Keterangan ini disampaikan Sekretaris Utama Perpusnas RI, Joko Santoso saat menjadi narasumber dalam Kegiatan Rakor Perencanaan dan Sinkronisasi Renja Tahun 2025 bersama Perangkat Daerah lingkup Pemprov Babel dan DKPUS Kabupaten/Kota se-Babel, di Ruang Pertemuan Gedung Layanan Perpustakaan (GLP) Babel, Senin (22/4/2024).
Melalui zoom meeting, Joko mengakui bahwa selama ini, daerah-daerah di Indonesia belum mendapatkan perhatian berkenaan dengan bidang naskah kuno ini.
Selain naskah kuno, ke depan, Perpusnas RI juga akan mendorong akreditasi perpustakaan sekolah.
Katanya, akreditasi Perpustakaan Sekolah akan menjadi fokus Perpusnas, untuk tahun 2025-2029, guna mengatasi masalah kemiskinan dan kebodohan.

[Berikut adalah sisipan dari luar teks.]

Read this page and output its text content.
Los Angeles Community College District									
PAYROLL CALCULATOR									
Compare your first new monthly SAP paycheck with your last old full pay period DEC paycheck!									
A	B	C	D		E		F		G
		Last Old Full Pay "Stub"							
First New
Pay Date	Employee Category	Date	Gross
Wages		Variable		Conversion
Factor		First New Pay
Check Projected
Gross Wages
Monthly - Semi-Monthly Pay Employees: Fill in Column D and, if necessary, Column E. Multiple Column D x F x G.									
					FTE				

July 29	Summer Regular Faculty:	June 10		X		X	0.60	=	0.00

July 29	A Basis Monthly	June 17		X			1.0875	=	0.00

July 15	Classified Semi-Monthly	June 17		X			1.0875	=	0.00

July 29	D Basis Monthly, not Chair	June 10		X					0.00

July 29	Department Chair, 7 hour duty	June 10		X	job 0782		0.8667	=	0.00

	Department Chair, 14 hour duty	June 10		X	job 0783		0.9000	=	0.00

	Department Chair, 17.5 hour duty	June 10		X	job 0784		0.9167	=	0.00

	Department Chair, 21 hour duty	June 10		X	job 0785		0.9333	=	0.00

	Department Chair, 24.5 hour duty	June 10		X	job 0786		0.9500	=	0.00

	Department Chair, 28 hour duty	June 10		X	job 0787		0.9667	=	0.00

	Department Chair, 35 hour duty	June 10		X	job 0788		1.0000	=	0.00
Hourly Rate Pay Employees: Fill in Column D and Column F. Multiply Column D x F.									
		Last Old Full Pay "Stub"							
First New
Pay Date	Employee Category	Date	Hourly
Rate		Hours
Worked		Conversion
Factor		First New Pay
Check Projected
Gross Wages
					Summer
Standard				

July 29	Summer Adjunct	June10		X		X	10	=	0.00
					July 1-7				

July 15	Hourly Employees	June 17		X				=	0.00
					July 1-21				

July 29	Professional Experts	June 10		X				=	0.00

Disamping adanya support dari Perpusnas, Joko juga menyarankan daerah melakukan kerja sama dengan stakeholder dan pihak-pihak terkait lainnya.
“Kita Perpusnas RI akan bekerja sama dengan Perpustakaan Provinsi melalui berbagai kegiatan. Begitu pula bidang naskah kuno, bantuan APBN juga akan kita perhatikan,” tegasnya.
Khususnya untuk menggenjot akreditasi perpustakaan, Perpusnas RI akan melatih sebanyak 1000 asesor. “Harapan kami akan banyak asesor didaerah, untuk mendorong jumlah akreditasi perpustakaan di daerah,” tambahnya.
Untuk pelatihan asesor ini, selain menggandeng dinas perpustakaan daerah, juga akan melibatkan dinas Pendidikan.
Sementara Mirdayati, Kabid Pelestarian Koleksi Nasional dan Pelestarian Naskah Kuno DKPUS Babel dalam kesempatan itu sangat berharap Sekretaris Utama Perpusnas RI Joko Santoso, bisa membantu mensupport agar tahun depan Perpusnas dapat membantu bidang Koleksi Naskah kuno di daerah.